Meilleurs voeux à nos amis et nos robots.

C’est l’usage, un plaisir mais aussi un moment inquiet : regarder en arrière ce qui a été fait et qui ne l’a pas été et voir devant ce qui devra être fait et ce qui n’arrivera pas. Mais balayons les inquiétudes, et regardons en souriant à l’avenir.
Marvin (PA)
Drôle d’avenir que celui que nous dessinent les technologies de l’information, Facebook s’empare de la première place au US, la reconnaissance faciale s’invite dans nos applications, les smartphones se greffent à nos corps mobiles et les robots non seulement investissent peu à peu nos maison mais dialoguent aussi sur nos écrans.

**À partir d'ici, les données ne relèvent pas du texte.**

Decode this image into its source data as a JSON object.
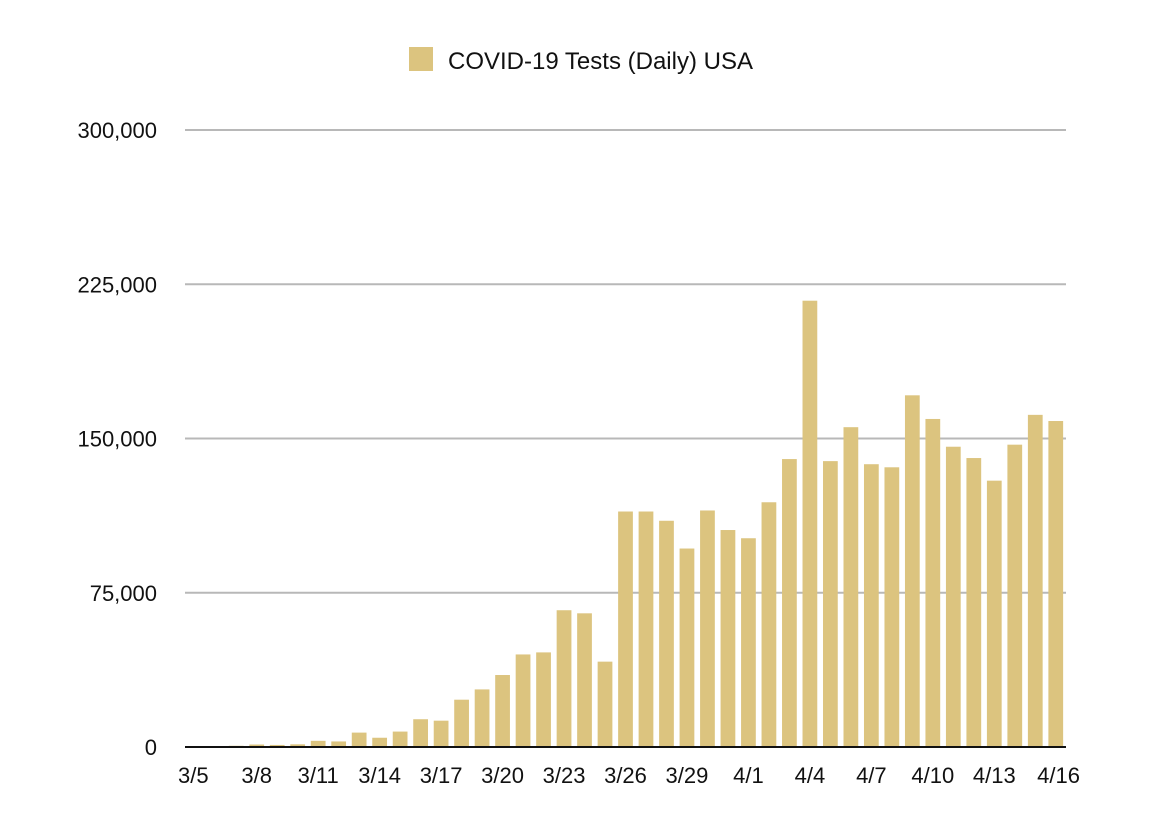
{
  "chart_data": {
    "type": "bar",
    "legend": {
      "label": "COVID-19 Tests (Daily) USA",
      "placement": "top-center"
    },
    "colors": {
      "bar": "#dcc47f",
      "grid": "#b8b8b8",
      "axis": "#111111"
    },
    "ylim": [
      0,
      300000
    ],
    "yticks": [
      0,
      75000,
      150000,
      225000,
      300000
    ],
    "ytick_labels": [
      "0",
      "75,000",
      "150,000",
      "225,000",
      "300,000"
    ],
    "grid": true,
    "categories": [
      "3/5",
      "3/6",
      "3/7",
      "3/8",
      "3/9",
      "3/10",
      "3/11",
      "3/12",
      "3/13",
      "3/14",
      "3/15",
      "3/16",
      "3/17",
      "3/18",
      "3/19",
      "3/20",
      "3/21",
      "3/22",
      "3/23",
      "3/24",
      "3/25",
      "3/26",
      "3/27",
      "3/28",
      "3/29",
      "3/30",
      "3/31",
      "4/1",
      "4/2",
      "4/3",
      "4/4",
      "4/5",
      "4/6",
      "4/7",
      "4/8",
      "4/9",
      "4/10",
      "4/11",
      "4/12",
      "4/13",
      "4/14",
      "4/15",
      "4/16"
    ],
    "xtick_labels": [
      "3/5",
      "",
      "",
      "3/8",
      "",
      "",
      "3/11",
      "",
      "",
      "3/14",
      "",
      "",
      "3/17",
      "",
      "",
      "3/20",
      "",
      "",
      "3/23",
      "",
      "",
      "3/26",
      "",
      "",
      "3/29",
      "",
      "",
      "4/1",
      "",
      "",
      "4/4",
      "",
      "",
      "4/7",
      "",
      "",
      "4/10",
      "",
      "",
      "4/13",
      "",
      "",
      "4/16"
    ],
    "values": [
      200,
      300,
      600,
      1200,
      1000,
      1300,
      3000,
      2700,
      7000,
      4500,
      7500,
      13500,
      12800,
      23000,
      28000,
      35000,
      45000,
      46000,
      66500,
      65000,
      41500,
      114500,
      114500,
      110000,
      96500,
      115000,
      105500,
      101500,
      119000,
      140000,
      217000,
      139000,
      155500,
      137500,
      136000,
      171000,
      159500,
      146000,
      140500,
      129500,
      147000,
      161500,
      158500
    ]
  }
}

On vient d’en évaluer quelques-uns récemment, et dans ces dernières heures de l’année une bonne nouvelle surgit des données : c’est l’humanité des artefacts qui nous incitent à les utiliser au fond.
En analysant finement les grilles de notation du jury, le modèle suivant semble avoir structuré le jugement *. Il fait apparaitre que l’intention d’usage des agents virtuels est déterminé d’une part par leur utilité – ce qui est au fond trivial même si cela correspond bien au modèle robuste du TAM, et par leur jouabilité : autrement dit par le plaisir immédiat que l’on tire de la conversation avec l’agent. L’utilité est elle-même fonction de la facilité d’utilisation et du sentiment d’efficacité du robot, là encore rien d’étonnant, sauf s’il l’on considère que cette efficacité supposée résultent du sentiment que le robot est aimable, amusant, chaleureux, sympathique, bref humain. Cette humanité semble aussi déterminante quant à la jouabilité et la beauté. 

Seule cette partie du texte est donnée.